The 500 tankers that will be delivered to the USAF over the next decades will heavily shape the future of the technology. “Boeing has been in aerial refuelling for the last 65 years and we have built over 2000 tankers,” says Mike Hafer, the global sales and marketing manager of Boeing’s new design, the KC-46. “The US Air Force want a fleet of 500 tankers and our KC-46 will provide a third of that. It can be refuelled itself by another tanker [only a handful of tankers in the current fleet can be] and it can switch between probe-and-drogue and boom. It was also built from day one to be a combat aircraft. It has night vision lighting. It has sophisticated defences to defend itself against missiles and to warn pilots that it has been detected by radar.”

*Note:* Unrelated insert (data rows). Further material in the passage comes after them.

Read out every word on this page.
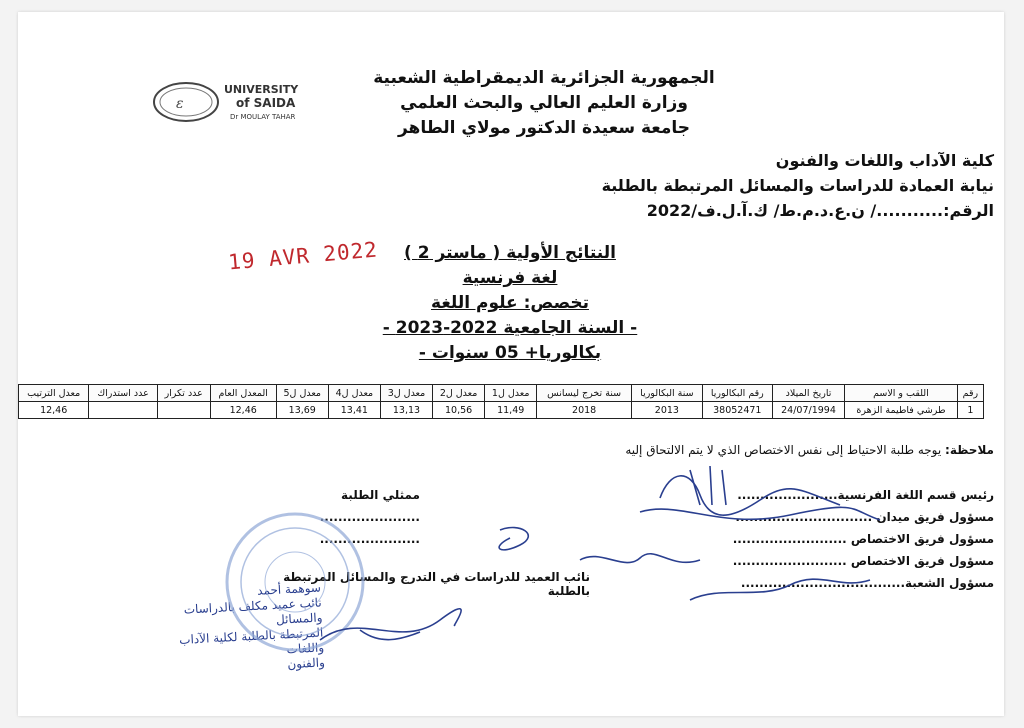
ε
UNIVERSITY
of SAIDA
Dr MOULAY TAHAR
الجمهورية الجزائرية الديمقراطية الشعبية
وزارة العليم العالي والبحث العلمي
جامعة سعيدة الدكتور مولاي الطاهر
كلية الآداب واللغات والفنون
نيابة العمادة للدراسات والمسائل المرتبطة بالطلبة
الرقم:.........../ ن.ع.د.م.ط/ ك.آ.ل.ف/2022
19 AVR 2022	النتائج الأولية ( ماستر 2 )
لغة فرنسية
تخصص: علوم اللغة
- السنة الجامعية 2022-2023 -
بكالوريا+ 05 سنوات -
رقم	اللقب و الاسم	تاريخ الميلاد	رقم البكالوريا	سنة البكالوريا	سنة تخرج ليسانس	معدل ل1	معدل ل2	معدل ل3	معدل ل4	معدل ل5	المعدل العام	عدد تكرار	عدد استدراك	معدل الترتيب
1	طرشي فاطيمة الزهرة	24/07/1994	38052471	2013	2018	11,49	10,56	13,13	13,41	13,69	12,46			12,46
ملاحظة: يوجه طلبة الاحتياط إلى نفس الاختصاص الذي لا يتم الالتحاق إليه
رئيس قسم اللغة الفرنسية......................
مسؤول فريق ميدان ..............................
مسؤول فريق الاختصاص .........................
مسؤول فريق الاختصاص .........................
مسؤول الشعبة....................................
ممثلي الطلبة
......................
......................
نائب العميد للدراسات في التدرج والمسائل المرتبطة بالطلبة
سوهمة أحمد
نائب عميد مكلف بالدراسات والمسائل
المرتبطة بالطلبة لكلية الآداب واللغات
والفنون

While the second new tanker aircraft, the KC-Y, will probably be similar to the KC-46, the final plane, the KC-Z, is likely to be revolutionary: it will be stealth. “Everyone is building stealth fighters and bombers. It’s no good then if your refuelling aircraft is not stealth,” says James Kemmitt. “It looks like the KC-Z will be stealthy, operate closer to the front line and be protected. New airframes are expensive, so it will probably use an existing one from the new stealth bomber.”

But further into the future of aerial refuelling it is much harder to predict.

“Will there be a time when we no longer need aerial refuelling?” says Hafer. “Well, the need will be there for at least 30 years. It is like asking someone after World War One what the future is.”

“What will come after this? By the time it comes to replace this new generation of tankers we may not need tankers anymore,” adds Kemmitt.